O clima era pesado, todos permaneciam quietos tentando assimilar o que havia acontecido. Gwenh havia ido embora e Linnáe voltara para a mansão de Vectorius sem dar nenhuma explicação do que havia acontecido. Agora todos estavam reunidos na casa dela. Era uma mansão incrível, localizada no principal bairro de Vectora.
-Então, o que faremos com ele? -perguntou Thargon apontando para o prisioneiro que continuava amarrado no canto.
-Vamos seguir o plano, leva-lo para Valkaria e entrega-lo para o palhaço. -respondeu Morn. -Depois procuramos por Çaesar e entregamos o rubi. Pronto, missões cumpridas e todos felizes.
Sardo permanecia quieto desde que recobrou a consciência, por algum motivo ele havia sido feito prisioneiro e seria entregue para um tal “palhaço”. Nesse momento sua única memória voltou a cabeça, uma espécie de circo. Ele não sabia se havia ligação, mas algo lhe dizia que não era bom ficar para descobrir.
-E por que você não foge? -perguntou uma voz em sua cabeça.
Fugir realmente era sua única escolha, mas como fazer isso? Não parecia ser tão simples, havia uma halfling, um humano que parecia ser um druida, um minotauro com afiados chifres e por fim um gigantesco orc com um machado tão grande que apenas de olhar já dava medo. Não tinha como fugir.

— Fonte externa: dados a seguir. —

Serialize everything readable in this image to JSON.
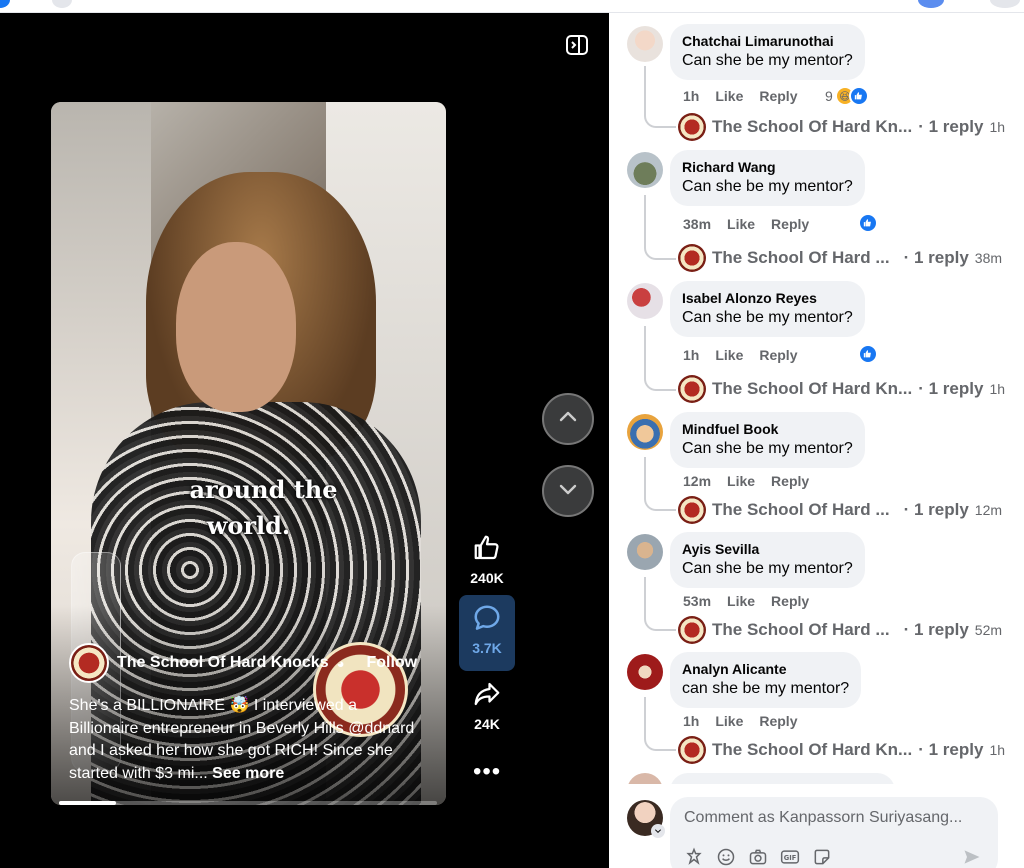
{
  "reel": {
    "overlay_caption_line1": "around the",
    "overlay_caption_line2": "world.",
    "author": "The School Of Hard Knocks",
    "follow_label": "Follow",
    "description": "She's a BILLIONAIRE 🤯 I interviewed a Billionaire entrepreneur in Beverly Hills @ddnard and I asked her how she got RICH! Since she started with $3 mi...",
    "see_more": "See more",
    "progress": 0.15
  },
  "actions": {
    "like_count": "240K",
    "comment_count": "3.7K",
    "share_count": "24K",
    "more_label": "•••"
  },
  "comments": [
    {
      "name": "Chatchai Limarunothai",
      "text": "Can she be my mentor?",
      "time": "1h",
      "like": "Like",
      "reply": "Reply",
      "reactions": "9",
      "reply_author": "The School Of Hard Kn...",
      "reply_count": "· 1 reply",
      "reply_time": "1h"
    },
    {
      "name": "Richard Wang",
      "text": "Can she be my mentor?",
      "time": "38m",
      "like": "Like",
      "reply": "Reply",
      "reactions": "",
      "reply_author": "The School Of Hard ...",
      "reply_count": "· 1 reply",
      "reply_time": "38m"
    },
    {
      "name": "Isabel Alonzo Reyes",
      "text": "Can she be my mentor?",
      "time": "1h",
      "like": "Like",
      "reply": "Reply",
      "reactions": "",
      "reply_author": "The School Of Hard Kn...",
      "reply_count": "· 1 reply",
      "reply_time": "1h"
    },
    {
      "name": "Mindfuel Book",
      "text": "Can she be my mentor?",
      "time": "12m",
      "like": "Like",
      "reply": "Reply",
      "reactions": "",
      "reply_author": "The School Of Hard ...",
      "reply_count": "· 1 reply",
      "reply_time": "12m"
    },
    {
      "name": "Ayis Sevilla",
      "text": "Can she be my mentor?",
      "time": "53m",
      "like": "Like",
      "reply": "Reply",
      "reactions": "",
      "reply_author": "The School Of Hard ...",
      "reply_count": "· 1 reply",
      "reply_time": "52m"
    },
    {
      "name": "Analyn Alicante",
      "text": "can she be my mentor?",
      "time": "1h",
      "like": "Like",
      "reply": "Reply",
      "reactions": "",
      "reply_author": "The School Of Hard Kn...",
      "reply_count": "· 1 reply",
      "reply_time": "1h"
    }
  ],
  "composer": {
    "placeholder": "Comment as Kanpassorn Suriyasang..."
  },
  "colors": {
    "accent": "#1877f2",
    "video_bg": "#000000",
    "bubble_bg": "#f0f2f5",
    "muted_text": "#65676b"
  }
}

-E por que você não pede para eles te soltarem? -perguntou novamente a voz.
Esse era um pensamento tão idiota que Sardo até riu. Claro que se ele pedisse com educação e delicadeza os seus captores iriam lhe soltar com a maior boa vontade.
-Você nem mesmo tentou. -sussurrou à vozinha.
-Ok, tentar não vai me matar. -pensou o humano, ele tomou coragem e falou. -Olha só, da pra vocês me soltarem?
Todos viraram seu rosto para o humano, incapazes de acreditarem no que haviam escutado.
-O que diabos você falou? -perguntou Thargon se aproximando do prisioneiro.
-Agora é a sua chance, seja firme. -repetiu a voz.
-E-eu quero que você me solte, agora!
Thargon ficou parado, tentando assimilar a ordem que recebera. Ele olhou para seus companheiros, deu de ombros e falou para o prisioneiro.
-Ok.
-Você esta maluco. -gritou Morn pegando seu machado.
-Rápido, mande o druida segurar o orc. -ordenou a voz na cabeça de Sardo.
-Ei druida, da um jeito no orc até eu sair. -ele se virou para Thargon. -E você protege a porta.
-Ok. -responderam quase ao mesmo tempo os dois guerreiros.
Arwen sacou seu arco e acertou duas flechas na perna do orc, enquanto Thargon foi correndo e acertou um chute no estomago do companheiro.
-Acabou minha paciência. -gritou Morn.
Ele se levantou, pegou Arwen pela cabeça e bateu-a contra a parede, nocauteando o frágil druida. Depois pegou um bastão de madeira e golpeou o minotauro, até que ele também perdesse os sentidos. Quando terminou, o prisioneiro já havia desaparecido.
-Isso foi controle da mente? -perguntou o orc impressionado.
-Acho que apenas uma "influencia externa", não acho que ele tenha noção do que fez. -respondeu Laurëa. -Se ele pudesse controlar mentes, teria usado em você que é mais forte que todos aqui.
-Tem razão. -falou o orc se sentando na poltrona. -Rato maldito, ele me paga por essa.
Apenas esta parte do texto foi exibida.